As the torch of responsibility is rapidly handed off from exchange to exchange to the Bitcoin source code, Gavin Andersen (one of Bitcoin's protocol core developers) explains just what is going on - and what it means for the 'wealth' stored in the virtual currency - "Users of the reference implementation who are bitten by this bug may see their bitcoins “tied up” in unconfirmed transactions" - so that's what 'bit' stands for in bitcoin...
You may have noticed that some exchanges have temporarily suspended withdrawals and wondering what’s going on or more importantly, what’s being done about it. You can be rest assured that we have identified the issue and are collectively and collaboratively working on a solution.
Somebody (or several somebodies) is taking advantage of the transaction malleability issue and relaying mutated versions of transactions. This is exposing bugs in both the reference implementation and some exchange’s software.
We (core dev team, developers at the exchanges, and even big mining pools) are creating workarounds and fixes right now. This is a denial-of-service attack; whoever is doing this is not stealing coins, but is succeeding in preventing some transactions from confirming. It’s important to note that DoS attacks do not affect people’s bitcoin wallets or funds.
Users of the reference implementation who are bitten by this bug may see their bitcoins “tied up” in unconfirmed transactions; we need to update the software to fix that bug, so when they upgrade those coins are returned to the wallet and are available to spend again.

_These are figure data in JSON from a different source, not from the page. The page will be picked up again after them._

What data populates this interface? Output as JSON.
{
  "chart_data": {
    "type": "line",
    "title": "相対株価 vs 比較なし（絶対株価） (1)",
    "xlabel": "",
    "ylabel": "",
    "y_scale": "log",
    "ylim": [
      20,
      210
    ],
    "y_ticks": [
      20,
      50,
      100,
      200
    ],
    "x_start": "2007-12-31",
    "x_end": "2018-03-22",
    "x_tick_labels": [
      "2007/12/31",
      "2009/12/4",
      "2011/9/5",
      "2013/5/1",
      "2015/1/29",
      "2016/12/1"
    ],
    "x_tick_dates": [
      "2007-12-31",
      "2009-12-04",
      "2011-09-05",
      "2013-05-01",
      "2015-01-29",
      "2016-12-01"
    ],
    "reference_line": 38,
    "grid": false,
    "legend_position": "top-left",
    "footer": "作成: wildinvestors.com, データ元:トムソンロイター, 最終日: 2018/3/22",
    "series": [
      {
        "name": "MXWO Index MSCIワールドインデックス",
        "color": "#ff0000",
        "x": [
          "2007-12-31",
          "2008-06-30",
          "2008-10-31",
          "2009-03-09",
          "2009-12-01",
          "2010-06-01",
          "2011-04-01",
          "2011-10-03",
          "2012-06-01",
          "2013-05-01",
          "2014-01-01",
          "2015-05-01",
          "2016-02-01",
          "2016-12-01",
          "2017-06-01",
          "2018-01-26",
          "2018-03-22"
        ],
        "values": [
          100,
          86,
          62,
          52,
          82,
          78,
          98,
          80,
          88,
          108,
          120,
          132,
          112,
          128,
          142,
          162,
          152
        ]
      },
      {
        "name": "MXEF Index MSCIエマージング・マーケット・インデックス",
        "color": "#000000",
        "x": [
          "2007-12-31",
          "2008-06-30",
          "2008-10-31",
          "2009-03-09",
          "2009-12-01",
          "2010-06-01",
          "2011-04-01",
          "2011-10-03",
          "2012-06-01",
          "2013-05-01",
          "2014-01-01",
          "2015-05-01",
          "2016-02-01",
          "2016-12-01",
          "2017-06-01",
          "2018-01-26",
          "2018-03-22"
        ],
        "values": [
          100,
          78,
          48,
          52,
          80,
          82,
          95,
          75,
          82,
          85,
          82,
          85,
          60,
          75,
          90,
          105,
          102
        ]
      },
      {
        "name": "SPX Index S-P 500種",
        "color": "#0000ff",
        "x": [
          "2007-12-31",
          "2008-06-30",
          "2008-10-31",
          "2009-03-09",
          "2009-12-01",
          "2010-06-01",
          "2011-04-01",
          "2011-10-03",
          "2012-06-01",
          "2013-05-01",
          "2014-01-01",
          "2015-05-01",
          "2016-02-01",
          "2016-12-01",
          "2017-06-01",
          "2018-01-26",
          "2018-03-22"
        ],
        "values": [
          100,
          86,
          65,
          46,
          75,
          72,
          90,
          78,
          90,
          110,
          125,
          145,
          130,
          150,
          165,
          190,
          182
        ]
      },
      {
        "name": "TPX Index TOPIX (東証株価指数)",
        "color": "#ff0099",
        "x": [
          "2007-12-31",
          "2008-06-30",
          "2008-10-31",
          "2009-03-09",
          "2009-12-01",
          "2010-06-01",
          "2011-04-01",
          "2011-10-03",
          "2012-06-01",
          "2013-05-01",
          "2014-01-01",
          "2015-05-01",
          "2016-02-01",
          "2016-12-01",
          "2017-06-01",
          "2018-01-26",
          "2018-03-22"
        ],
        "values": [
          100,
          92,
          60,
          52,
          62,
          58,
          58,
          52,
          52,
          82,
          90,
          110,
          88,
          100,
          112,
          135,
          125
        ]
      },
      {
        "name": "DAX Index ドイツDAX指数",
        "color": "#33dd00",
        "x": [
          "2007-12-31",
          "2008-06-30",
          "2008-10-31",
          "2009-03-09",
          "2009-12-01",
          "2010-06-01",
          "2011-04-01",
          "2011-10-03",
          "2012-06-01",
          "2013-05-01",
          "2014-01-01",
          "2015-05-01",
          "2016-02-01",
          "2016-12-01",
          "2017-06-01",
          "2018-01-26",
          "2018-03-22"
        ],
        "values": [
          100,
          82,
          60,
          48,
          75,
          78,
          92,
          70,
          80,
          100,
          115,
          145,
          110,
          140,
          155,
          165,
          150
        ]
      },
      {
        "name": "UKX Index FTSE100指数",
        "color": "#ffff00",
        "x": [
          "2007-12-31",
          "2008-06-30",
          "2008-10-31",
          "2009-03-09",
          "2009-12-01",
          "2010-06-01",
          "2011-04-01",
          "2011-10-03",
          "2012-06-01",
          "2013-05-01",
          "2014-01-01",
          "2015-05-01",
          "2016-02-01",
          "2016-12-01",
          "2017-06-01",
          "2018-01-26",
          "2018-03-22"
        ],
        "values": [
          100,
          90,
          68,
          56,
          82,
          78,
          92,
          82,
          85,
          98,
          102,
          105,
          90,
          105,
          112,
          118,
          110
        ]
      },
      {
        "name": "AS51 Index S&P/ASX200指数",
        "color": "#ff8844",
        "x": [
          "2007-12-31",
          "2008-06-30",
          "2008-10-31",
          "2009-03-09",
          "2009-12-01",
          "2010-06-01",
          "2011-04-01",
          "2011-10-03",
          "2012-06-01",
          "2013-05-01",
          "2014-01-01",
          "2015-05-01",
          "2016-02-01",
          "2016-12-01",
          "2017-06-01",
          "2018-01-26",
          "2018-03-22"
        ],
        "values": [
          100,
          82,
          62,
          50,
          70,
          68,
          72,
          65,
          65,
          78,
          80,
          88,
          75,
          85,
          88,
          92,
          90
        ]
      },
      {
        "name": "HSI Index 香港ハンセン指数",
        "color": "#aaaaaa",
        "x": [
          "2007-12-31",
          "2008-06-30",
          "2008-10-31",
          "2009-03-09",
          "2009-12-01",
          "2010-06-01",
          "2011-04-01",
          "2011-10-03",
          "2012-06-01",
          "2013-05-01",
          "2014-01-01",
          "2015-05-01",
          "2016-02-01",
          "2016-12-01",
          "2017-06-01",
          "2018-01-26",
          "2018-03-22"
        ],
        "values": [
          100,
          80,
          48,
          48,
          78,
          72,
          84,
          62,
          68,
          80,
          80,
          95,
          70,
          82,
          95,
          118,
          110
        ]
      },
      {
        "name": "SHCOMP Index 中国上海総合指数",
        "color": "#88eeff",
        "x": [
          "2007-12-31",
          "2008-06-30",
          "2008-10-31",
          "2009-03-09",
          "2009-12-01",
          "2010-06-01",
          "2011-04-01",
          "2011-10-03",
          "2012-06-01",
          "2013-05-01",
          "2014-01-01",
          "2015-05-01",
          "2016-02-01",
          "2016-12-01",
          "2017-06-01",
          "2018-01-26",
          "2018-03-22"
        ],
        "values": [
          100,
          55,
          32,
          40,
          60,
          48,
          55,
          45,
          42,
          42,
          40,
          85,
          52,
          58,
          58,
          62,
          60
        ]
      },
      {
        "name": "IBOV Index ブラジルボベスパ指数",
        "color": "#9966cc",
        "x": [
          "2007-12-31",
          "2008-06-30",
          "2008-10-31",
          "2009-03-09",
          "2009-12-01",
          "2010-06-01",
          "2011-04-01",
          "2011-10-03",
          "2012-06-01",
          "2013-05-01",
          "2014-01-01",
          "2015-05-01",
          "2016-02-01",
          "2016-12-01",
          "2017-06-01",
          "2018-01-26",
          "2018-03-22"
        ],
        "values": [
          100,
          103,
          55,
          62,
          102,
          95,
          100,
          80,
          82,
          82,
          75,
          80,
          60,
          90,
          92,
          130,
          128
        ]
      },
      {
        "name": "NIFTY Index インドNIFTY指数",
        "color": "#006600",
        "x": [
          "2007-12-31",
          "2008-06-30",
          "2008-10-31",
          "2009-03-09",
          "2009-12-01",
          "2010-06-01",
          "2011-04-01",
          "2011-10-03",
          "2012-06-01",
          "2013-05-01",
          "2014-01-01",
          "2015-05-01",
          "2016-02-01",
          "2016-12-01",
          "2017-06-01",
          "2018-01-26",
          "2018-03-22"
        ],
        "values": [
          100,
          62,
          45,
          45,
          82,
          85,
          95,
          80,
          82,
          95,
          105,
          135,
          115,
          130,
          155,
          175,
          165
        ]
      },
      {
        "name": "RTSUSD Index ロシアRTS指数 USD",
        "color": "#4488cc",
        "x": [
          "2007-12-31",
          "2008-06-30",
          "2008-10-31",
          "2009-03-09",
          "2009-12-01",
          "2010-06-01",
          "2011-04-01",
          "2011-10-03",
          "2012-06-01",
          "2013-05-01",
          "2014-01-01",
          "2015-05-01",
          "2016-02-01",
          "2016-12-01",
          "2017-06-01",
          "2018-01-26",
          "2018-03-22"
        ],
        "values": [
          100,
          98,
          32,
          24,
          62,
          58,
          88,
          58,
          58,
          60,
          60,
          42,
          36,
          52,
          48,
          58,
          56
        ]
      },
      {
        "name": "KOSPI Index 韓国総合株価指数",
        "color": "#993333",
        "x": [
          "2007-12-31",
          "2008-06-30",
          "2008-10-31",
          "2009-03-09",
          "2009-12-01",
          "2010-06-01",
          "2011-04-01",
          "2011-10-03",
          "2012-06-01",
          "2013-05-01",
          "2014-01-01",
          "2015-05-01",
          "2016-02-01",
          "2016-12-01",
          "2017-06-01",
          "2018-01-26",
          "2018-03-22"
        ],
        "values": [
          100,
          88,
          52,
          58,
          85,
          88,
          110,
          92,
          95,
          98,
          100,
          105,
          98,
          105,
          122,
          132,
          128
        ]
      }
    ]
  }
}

Only users who make multiple transactions in a short period of time will be affected.
As a result, exchanges are temporarily suspending withdrawals to protect customer funds and prevent funds from being misdirected.
Thanks for your patience.
As a reminder, Andersen previously explained:
Transaction malleability has been known about since 2011. In simplest of terms, it is a small window where transaction ID’s can be “renamed” before being confirmed in the blockchain. This is something that cannot be corrected overnight. Therefore, any company dealing with Bitcoin transactions and have coded their own wallet software should responsibly prepare for this possibility and include in their software a way to validate transaction ID’s. Otherwise, it can result in Bitcoin loss and headache for everyone involved.
Bitcoin is no longer in Phase 1 of its evolutionary cycle. I believe Phase 2 for Bitcoin began in earnest back in November 2013, when the Senate Committee on Homeland Security and Governmental Affairs held its first hearings on the topic. Those hearings made it clear that, at least for the moment, no significant roadblocks would be put in place to prevent people from transacting with one another using the crypto-currency. Phase 2 also saw the largest Bitcoin investment to-date, a $25 million infusion led by Silicon Valley VC firm Andreessen Horowitz, as well as acceptance by major U.S. retailers, with Overstock being the most significant. Bitcoin is becoming serious, and serious means serious accountability.
As a free market currency, the market will decide the products required to keep the Bitcoin protocol open and functioning to its highest potential.